Non- numerical digit cleans subelement, if not being numerical digit for digit strings, carries out to digit strings Chinese-character digital conversion, obtains the second text data.
Preferably, before data cleansing request module 801, text data processing device further include number crawl appoint Business acquiring unit, the real-time acquiring unit of text data, text data timing acquisition unit and text data store unit.
Number crawls task acquiring unit, crawls task for obtaining data, data crawl task include task type and File identification.
The real-time acquiring unit of text data triggers reptile instrument and executes and text if being real-time task for task type Part identifies corresponding crawler file, obtains urtext data.
Text data timing acquisition unit, if for task type be timed task, triggered time monitoring tools so that When current time in system reaches data and crawls the clocked flip time carried in task, triggering reptile instrument executes and file identification Corresponding crawler file obtains urtext data.
Text data store unit, for foundation classification storage folder corresponding with crawler file, by urtext Data are stored on the afterbody file of classification storage folder.
Preferably, after target plain text data obtains module 806, text data processing device further includes model training Request unit, plain text data acquiring unit, target participle acquiring unit and language model acquiring unit.
Model training request unit, for obtaining model training request, model training request includes channel identication.
Plain text data acquiring unit, for from training text database corresponding with channel identication, obtaining and frequency Road identifies corresponding target plain text data.
Target segments acquiring unit, for carrying out word segmentation processing to target plain text data, obtains at least two targets point Word.
Language model acquiring unit is carried out model training for being segmented using N-gram model at least two targets, obtained Take target Chinese language model.
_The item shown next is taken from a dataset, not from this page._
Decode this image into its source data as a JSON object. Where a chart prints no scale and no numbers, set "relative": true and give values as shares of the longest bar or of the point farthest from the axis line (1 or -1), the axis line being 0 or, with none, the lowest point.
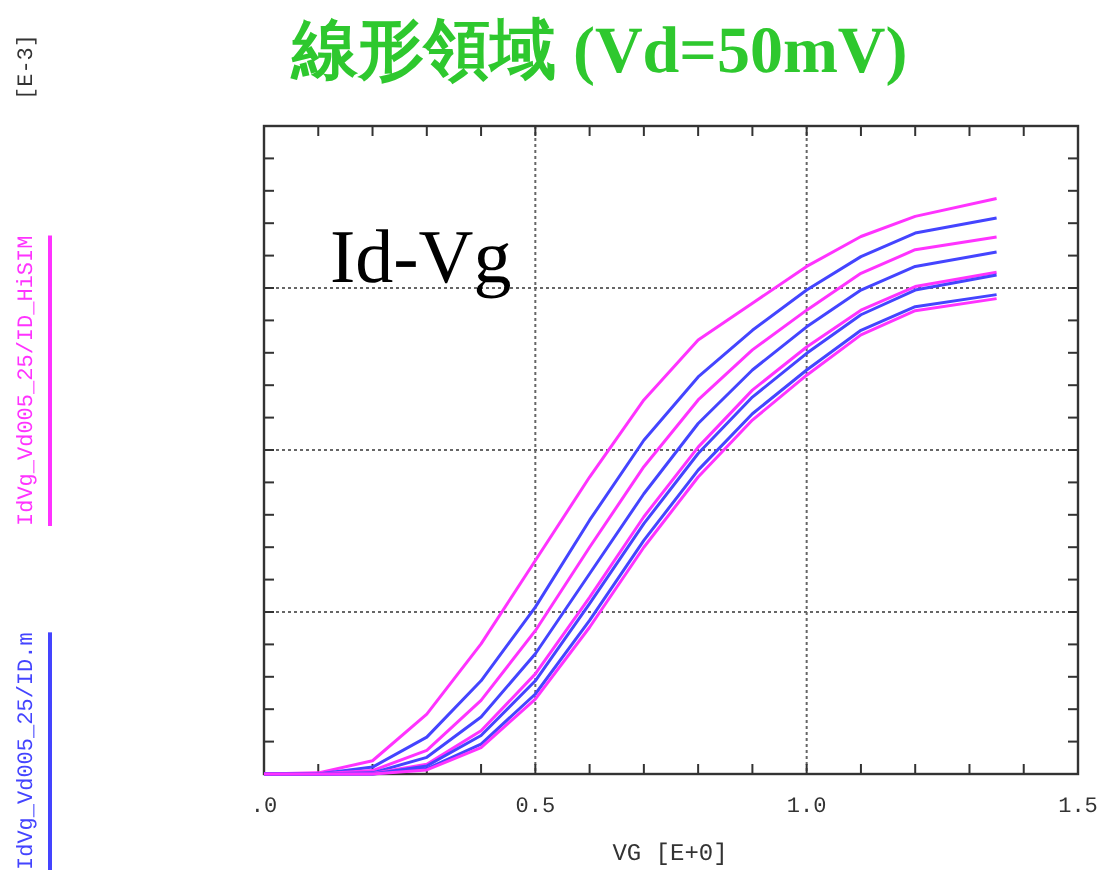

Specific about text data processing device limits the limit that may refer to above for text data processing method Fixed, details are not described herein.Modules in above-mentioned text data processing device can fully or partially through software, hardware and its Combination is to realize.Above-mentioned each module can be embedded in the form of hardware or independently of in the processor in computer equipment, can also be with It is stored in the memory in computer equipment in a software form, in order to which processor calls the above modules of execution corresponding Operation.
In one embodiment, a kind of computer equipment is provided, which can be server, internal junction Composition can be as shown in Figure 9.The computer equipment include by system bus connect processor, memory, network interface and Database.Wherein, the processor of the computer equipment is for providing calculating and control ability.The memory packet of the computer equipment Include non-volatile memory medium, built-in storage.The non-volatile memory medium is stored with operating system, computer program and data Library.The built-in storage provides environment for the operation of operating system and computer program in non-volatile memory medium.The calculating The database of machine equipment is executed for processor can be achieved the corresponding computer journey of above-described embodiment text data processing method The data formed in program process, including but not limited to target plain text data.The network interface of the computer equipment be used for it is outer The terminal in portion passes through network connection communication.To realize a kind of text data processing side when the computer program is executed by processor Method.
In one embodiment, a kind of computer equipment is provided, including memory, processor and storage are on a memory And the computer program that can be run on a processor, processor realize above-described embodiment text data when executing computer program The step of processing method, such as step S201-S206 or Fig. 3 shown in Fig. 2 is to step shown in fig. 7.Alternatively, processing Device realizes the function of each module/unit in this embodiment of text data processing device, such as Fig. 8 when executing computer program Shown in data cleansing request module 801, urtext data acquisition module 802, object time section obtain module 803, text data to be cleaned obtains module 804, target cleaning rule obtains module 805 and target plain text data obtains module 806 function, to avoid repeating, which is not described herein again.
In one embodiment, a computer readable storage medium is provided, meter is stored on the computer readable storage medium The step of calculation machine program, which realizes above-described embodiment text data processing method when being executed by processor, example Step S201-S206 or Fig. 3 as shown in Figure 2 is to step shown in fig. 7, and to avoid repeating, which is not described herein again.Or Person, the computer program realize each module in this embodiment of above-mentioned text data processing device/mono- when being executed by processor The function of member, such as when data cleansing request module 801 shown in Fig. 8, urtext data acquisition module 802, target Between section obtains module 803, text data to be cleaned obtains module 804, target cleaning rule obtains module 805 and the pure text of target Notebook data obtains the function of module 806, and to avoid repeating, which is not described herein again.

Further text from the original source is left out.